Apple spokeswoman Trudy Muller declined to comment on the reports.
But Apple hasn’t exactly been silent about the potential of wearable technology, and chief executive Tim Cook set off a flurry of speculation when he told All Things Digital’s Walt Mossberg and Kara Swisher that the wrist is “interesting” and “natural” at a tech conference in May, as opposed to a device worn where people aren’t already accessorizing, such as with glasses.
Cook also said that while he’s seen a lot of gadgets out there that have gone into the wearable market, didn’t think anyone had quite cracked it, another possible dig at Google Glass.

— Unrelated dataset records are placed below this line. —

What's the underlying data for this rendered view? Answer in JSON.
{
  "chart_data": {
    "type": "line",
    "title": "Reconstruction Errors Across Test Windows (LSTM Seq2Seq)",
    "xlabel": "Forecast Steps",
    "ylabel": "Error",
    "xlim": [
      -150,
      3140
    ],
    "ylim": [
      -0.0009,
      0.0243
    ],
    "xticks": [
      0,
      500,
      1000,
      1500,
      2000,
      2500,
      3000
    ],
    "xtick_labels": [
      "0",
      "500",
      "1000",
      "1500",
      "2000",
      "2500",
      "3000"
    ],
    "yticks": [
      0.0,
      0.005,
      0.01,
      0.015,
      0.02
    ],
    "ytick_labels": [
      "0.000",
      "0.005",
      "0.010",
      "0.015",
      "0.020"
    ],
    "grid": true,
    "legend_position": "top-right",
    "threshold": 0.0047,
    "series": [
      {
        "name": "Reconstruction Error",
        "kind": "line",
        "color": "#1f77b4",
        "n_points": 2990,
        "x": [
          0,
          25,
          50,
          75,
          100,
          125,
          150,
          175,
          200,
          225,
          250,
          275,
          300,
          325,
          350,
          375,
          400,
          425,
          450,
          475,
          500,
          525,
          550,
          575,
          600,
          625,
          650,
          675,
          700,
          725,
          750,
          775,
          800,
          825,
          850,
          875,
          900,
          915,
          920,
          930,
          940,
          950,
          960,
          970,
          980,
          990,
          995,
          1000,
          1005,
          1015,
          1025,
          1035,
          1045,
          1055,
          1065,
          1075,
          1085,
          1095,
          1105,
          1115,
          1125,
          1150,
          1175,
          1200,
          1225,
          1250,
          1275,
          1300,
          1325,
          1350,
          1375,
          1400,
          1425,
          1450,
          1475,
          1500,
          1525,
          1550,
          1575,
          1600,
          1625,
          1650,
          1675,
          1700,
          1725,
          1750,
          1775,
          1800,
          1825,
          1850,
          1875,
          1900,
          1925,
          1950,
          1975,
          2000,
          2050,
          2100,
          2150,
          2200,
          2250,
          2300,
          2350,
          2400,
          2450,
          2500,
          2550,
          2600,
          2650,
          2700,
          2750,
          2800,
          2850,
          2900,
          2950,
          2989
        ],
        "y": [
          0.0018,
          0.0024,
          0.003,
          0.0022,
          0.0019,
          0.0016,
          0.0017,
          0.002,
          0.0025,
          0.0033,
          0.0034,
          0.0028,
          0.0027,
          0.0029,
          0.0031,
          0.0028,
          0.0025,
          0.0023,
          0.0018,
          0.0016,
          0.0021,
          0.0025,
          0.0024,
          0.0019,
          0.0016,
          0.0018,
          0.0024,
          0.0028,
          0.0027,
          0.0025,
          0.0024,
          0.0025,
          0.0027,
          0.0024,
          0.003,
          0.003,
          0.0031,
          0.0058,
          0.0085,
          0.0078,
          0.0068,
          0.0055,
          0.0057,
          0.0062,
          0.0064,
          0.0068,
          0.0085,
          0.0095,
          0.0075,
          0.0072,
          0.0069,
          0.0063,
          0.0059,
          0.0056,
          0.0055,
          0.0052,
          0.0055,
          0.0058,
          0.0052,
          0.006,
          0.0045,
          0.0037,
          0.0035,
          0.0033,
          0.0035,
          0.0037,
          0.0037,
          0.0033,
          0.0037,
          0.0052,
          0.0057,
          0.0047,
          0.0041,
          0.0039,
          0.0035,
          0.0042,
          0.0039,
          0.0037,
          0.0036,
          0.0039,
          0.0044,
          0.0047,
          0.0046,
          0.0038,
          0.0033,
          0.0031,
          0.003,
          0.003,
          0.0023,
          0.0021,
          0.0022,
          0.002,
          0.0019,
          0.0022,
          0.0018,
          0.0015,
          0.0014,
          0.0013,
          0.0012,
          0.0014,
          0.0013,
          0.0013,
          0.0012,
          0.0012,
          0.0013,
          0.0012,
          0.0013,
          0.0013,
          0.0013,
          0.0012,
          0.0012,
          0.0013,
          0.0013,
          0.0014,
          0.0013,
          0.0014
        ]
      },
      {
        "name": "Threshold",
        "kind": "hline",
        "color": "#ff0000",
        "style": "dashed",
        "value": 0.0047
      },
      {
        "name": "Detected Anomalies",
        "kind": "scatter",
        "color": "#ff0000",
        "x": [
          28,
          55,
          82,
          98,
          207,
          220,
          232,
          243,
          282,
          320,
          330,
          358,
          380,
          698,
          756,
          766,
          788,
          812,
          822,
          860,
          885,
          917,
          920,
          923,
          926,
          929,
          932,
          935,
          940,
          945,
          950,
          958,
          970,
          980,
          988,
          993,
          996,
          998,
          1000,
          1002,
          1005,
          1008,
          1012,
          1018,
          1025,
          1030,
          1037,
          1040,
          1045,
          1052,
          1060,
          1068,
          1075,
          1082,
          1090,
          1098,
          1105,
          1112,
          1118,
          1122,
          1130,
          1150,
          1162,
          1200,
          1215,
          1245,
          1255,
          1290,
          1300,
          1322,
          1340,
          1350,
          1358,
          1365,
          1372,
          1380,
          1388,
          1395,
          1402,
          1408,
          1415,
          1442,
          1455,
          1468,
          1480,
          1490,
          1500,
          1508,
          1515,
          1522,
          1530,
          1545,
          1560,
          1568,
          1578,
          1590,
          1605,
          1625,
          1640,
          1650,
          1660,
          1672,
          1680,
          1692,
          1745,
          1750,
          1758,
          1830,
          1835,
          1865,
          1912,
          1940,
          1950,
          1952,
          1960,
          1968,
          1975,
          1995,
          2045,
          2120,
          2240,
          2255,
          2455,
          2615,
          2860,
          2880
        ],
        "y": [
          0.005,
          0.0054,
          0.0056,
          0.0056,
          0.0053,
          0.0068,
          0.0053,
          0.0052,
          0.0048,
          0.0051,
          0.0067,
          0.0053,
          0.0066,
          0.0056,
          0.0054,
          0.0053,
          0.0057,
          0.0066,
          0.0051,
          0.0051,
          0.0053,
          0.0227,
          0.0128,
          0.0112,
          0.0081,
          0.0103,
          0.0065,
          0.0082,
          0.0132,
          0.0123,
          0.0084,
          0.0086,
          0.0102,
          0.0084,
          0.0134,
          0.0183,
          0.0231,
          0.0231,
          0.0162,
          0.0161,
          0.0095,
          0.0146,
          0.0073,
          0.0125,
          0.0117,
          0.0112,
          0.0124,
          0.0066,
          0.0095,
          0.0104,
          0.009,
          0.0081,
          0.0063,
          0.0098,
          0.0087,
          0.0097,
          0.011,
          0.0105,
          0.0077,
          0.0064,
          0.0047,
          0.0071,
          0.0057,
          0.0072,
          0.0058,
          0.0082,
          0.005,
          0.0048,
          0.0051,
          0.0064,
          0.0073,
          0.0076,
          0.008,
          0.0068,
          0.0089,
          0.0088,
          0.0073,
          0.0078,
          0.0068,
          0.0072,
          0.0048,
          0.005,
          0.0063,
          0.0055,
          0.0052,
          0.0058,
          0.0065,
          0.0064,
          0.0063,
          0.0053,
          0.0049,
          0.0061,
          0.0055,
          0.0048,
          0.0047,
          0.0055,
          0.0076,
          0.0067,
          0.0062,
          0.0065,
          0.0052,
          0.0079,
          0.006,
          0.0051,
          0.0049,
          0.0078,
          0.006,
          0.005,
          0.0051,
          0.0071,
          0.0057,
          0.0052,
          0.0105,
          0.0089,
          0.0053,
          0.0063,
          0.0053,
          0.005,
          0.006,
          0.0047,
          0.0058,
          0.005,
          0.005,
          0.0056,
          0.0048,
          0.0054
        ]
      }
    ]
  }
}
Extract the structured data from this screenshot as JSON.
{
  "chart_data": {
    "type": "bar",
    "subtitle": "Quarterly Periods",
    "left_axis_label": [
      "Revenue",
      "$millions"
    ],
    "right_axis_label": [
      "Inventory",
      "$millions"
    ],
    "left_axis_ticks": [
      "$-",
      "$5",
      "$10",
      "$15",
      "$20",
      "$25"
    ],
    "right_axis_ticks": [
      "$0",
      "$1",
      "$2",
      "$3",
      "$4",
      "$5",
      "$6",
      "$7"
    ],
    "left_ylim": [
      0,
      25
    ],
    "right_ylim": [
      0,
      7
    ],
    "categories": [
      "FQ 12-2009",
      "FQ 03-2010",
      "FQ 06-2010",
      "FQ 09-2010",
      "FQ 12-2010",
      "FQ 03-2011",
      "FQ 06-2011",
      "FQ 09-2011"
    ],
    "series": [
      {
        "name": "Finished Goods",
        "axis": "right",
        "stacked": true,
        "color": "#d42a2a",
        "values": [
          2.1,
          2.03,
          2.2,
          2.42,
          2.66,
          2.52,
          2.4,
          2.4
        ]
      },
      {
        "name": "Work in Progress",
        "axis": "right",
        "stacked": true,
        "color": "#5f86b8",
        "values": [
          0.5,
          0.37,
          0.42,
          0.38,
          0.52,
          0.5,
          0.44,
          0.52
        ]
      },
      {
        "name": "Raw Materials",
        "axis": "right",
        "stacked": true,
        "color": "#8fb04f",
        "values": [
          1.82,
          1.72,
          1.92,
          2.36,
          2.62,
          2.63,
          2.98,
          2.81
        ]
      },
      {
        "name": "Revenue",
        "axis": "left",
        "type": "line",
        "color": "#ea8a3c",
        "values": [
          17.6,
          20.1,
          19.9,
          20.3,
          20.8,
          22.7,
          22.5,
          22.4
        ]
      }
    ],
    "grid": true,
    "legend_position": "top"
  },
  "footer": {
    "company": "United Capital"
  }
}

Google’s taken a lot of flak for the design of its Glass headset, from the cyborg-like way it wraps around the head to the discomfort many people have with the idea of having a screen that close to their eye all the time. Glass users, confined at this point to developers and early testers, have generally said they get used to it after a while and find that having the alerts actually help them use their tech less overall because they aren’t constantly fumbling in their pockets for their phones. But Cook did raise a good point: If you don’t already wear glasses on a regular basis, will something like Glass make you want to?
Fitness tools such as the Nike FuelBand or the Jawbone that track users from the wrist have shown that people are willing to cede space that once held watches, bracelets and cause-supporting wristbands to higher-tech gadgets. Then again, wristwatches have been on the decline as more people rely on their smartphones, computers or even radios to give them the time. So,Apple would probably have to put in some killer features to make the device successful.
Plus, more time spent at keyboards can make having something around your wrist less comfortable than it used to be. That’s particularly true if you’re working on a shiny new laptop (such as, oh, I don’t know, a MacBook Air) and want to keep it, and your watch, scratch-free.
Whatever Apple ends up doing with the idea — and it should be noted that patent filings and even trademark registrations do not a product make — the deciding factor will be less about what it is and more about what it does. Cellphones didn’t look all that nice in the early years, but they bridged a gap we were filling with landlines and beepers. Bluetooth headsets, on the other hand, have shown that if the experience isn’t consistently good, then the gadget may not be worth the hassle.
If Google, Apple or some other tech company can make something wearable that’s that transformative, then sooner or later we’ll all jump on board, whether it’s on our wrists, our faces, hanging from our ears or woven into our shirts.